He also noted increasing downside risks for the global economy stemming from trade disputes.
“Growth in international trade remains weak and the increased uncertainty is affecting investment intentions in a number of countries,” he added.
The Australian dollar gained after the rate decision, which was fully priced in by the market. The Aussie was last up 0.1% at $0.6984 as investors were wagering on larger reductions in U.S. rates over the next year or so.
Australia’s rate cut is the latest in a swing by central banks around the world toward looser monetary policies as the intensifying Sino-U.S. trade war threatens global economic prospects.
“We would concede that, given global trade developments over the past week and the rising possibility of Fed rate cuts, the risk currently appears to be for more than two rate cuts,” Nomura strategist Andrew Ticehurst said of the RBA.
Last month, New Zealand’s central bank cut its benchmark interest rate for the first time in two-and-a-half years in a bid to support a cooling economy and counter global uncertainties.

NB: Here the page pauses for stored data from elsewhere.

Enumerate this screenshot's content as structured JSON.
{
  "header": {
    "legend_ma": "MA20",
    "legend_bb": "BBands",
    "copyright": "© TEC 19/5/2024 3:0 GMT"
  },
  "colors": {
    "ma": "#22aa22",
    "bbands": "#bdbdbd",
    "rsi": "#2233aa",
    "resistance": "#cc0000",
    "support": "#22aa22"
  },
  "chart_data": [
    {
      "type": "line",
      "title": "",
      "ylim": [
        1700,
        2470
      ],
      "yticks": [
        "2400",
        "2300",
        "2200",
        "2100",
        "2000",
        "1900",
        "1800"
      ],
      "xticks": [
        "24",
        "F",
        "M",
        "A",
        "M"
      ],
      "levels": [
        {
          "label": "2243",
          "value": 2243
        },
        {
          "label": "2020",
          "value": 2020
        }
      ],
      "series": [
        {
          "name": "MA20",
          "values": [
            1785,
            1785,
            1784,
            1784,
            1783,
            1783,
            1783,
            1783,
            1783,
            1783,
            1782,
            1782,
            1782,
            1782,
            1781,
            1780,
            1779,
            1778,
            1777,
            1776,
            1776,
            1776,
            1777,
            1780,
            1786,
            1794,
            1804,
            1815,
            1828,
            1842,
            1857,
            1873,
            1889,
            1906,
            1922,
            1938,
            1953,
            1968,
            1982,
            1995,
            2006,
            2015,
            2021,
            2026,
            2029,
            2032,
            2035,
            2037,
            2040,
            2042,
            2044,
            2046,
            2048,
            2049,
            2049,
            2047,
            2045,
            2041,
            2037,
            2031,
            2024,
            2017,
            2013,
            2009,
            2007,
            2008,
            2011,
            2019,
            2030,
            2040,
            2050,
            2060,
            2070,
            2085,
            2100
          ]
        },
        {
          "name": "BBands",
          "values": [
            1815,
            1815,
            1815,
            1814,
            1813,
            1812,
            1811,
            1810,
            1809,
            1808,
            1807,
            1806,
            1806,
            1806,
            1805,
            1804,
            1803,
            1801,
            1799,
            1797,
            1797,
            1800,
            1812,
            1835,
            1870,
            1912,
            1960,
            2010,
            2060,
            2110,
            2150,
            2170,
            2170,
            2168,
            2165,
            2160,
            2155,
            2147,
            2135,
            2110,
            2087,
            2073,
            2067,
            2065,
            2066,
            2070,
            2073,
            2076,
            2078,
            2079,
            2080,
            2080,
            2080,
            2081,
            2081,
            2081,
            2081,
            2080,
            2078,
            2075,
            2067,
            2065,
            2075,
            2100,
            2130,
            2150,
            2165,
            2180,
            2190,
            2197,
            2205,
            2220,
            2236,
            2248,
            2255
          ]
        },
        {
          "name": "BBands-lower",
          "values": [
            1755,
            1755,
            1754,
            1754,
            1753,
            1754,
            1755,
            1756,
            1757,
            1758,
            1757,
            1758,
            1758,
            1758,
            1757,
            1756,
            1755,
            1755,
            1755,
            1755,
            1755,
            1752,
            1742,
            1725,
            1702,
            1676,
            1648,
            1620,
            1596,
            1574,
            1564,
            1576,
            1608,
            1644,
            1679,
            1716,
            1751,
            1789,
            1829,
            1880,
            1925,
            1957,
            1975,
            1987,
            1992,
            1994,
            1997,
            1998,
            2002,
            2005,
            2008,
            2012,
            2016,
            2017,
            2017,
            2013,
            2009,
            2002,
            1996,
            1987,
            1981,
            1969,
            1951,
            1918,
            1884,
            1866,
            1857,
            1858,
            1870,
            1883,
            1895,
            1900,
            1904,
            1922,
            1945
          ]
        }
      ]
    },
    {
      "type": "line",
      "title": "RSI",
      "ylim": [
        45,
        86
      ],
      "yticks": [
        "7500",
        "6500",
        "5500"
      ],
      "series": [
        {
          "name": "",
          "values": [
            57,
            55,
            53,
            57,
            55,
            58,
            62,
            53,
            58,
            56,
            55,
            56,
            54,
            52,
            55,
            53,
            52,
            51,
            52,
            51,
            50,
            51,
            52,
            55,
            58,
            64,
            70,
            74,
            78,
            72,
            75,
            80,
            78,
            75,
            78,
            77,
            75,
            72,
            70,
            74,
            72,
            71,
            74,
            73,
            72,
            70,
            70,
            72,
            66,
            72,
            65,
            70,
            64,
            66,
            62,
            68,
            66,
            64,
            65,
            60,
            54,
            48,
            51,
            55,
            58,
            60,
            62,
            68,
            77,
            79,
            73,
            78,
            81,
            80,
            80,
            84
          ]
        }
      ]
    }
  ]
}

South Korea’s central bank last week kept its policy settings unchanged but adopted a more accommodative tone while India is expected to cut rates at its policy meeting on Thursday.
Australia has not reported a recession since the early 1990s but is now battling falling home prices, rising unemployment, sluggish consumer spending and lukewarm inflation.
Underlining these pressures, data released earlier in the day showed retailers began the second quarter of the year on a gloomy note with April sales falling.
Household consumption has been a major source of worry for the RBA as miserly wage growth and falling home prices eat into spending power in a sector that accounts for 56% of the economy.
In a boost to borrowers, Commonwealth Bank of Australia and National Australia Bank passed on the RBA cut in full.
ANZ Banking Group lowered its mortgage rates only by 18 basis points while Westpac announced 20 basis point cut for owner occupiers and a fatter 35 basis point reduction for investors with interest-only payments.
“A timely boost for households facing cost-of-living pressures,” Treasurer Josh Frydenberg said of the RBA move.
“The benefits to the economy from this rate cut will not be insignificant but it is important that the banks hear the message from the Australian people that they should pass on the benefits of these rate cuts to their customers.”
Earlier, Frydenberg urged the heads of major banks to pass on the rate cut in full.
Lowe reiterated on Tuesday that monetary policy alone will not be enough to boost economic momentum as households were already up to their eyeballs in debt, putting the onus on the newly re-elected coalition government to do its part.
“As a country, we should also be looking at other options to reduce unemployment,” he said. “One option is for fiscal support, including through spending on infrastructure,” he said.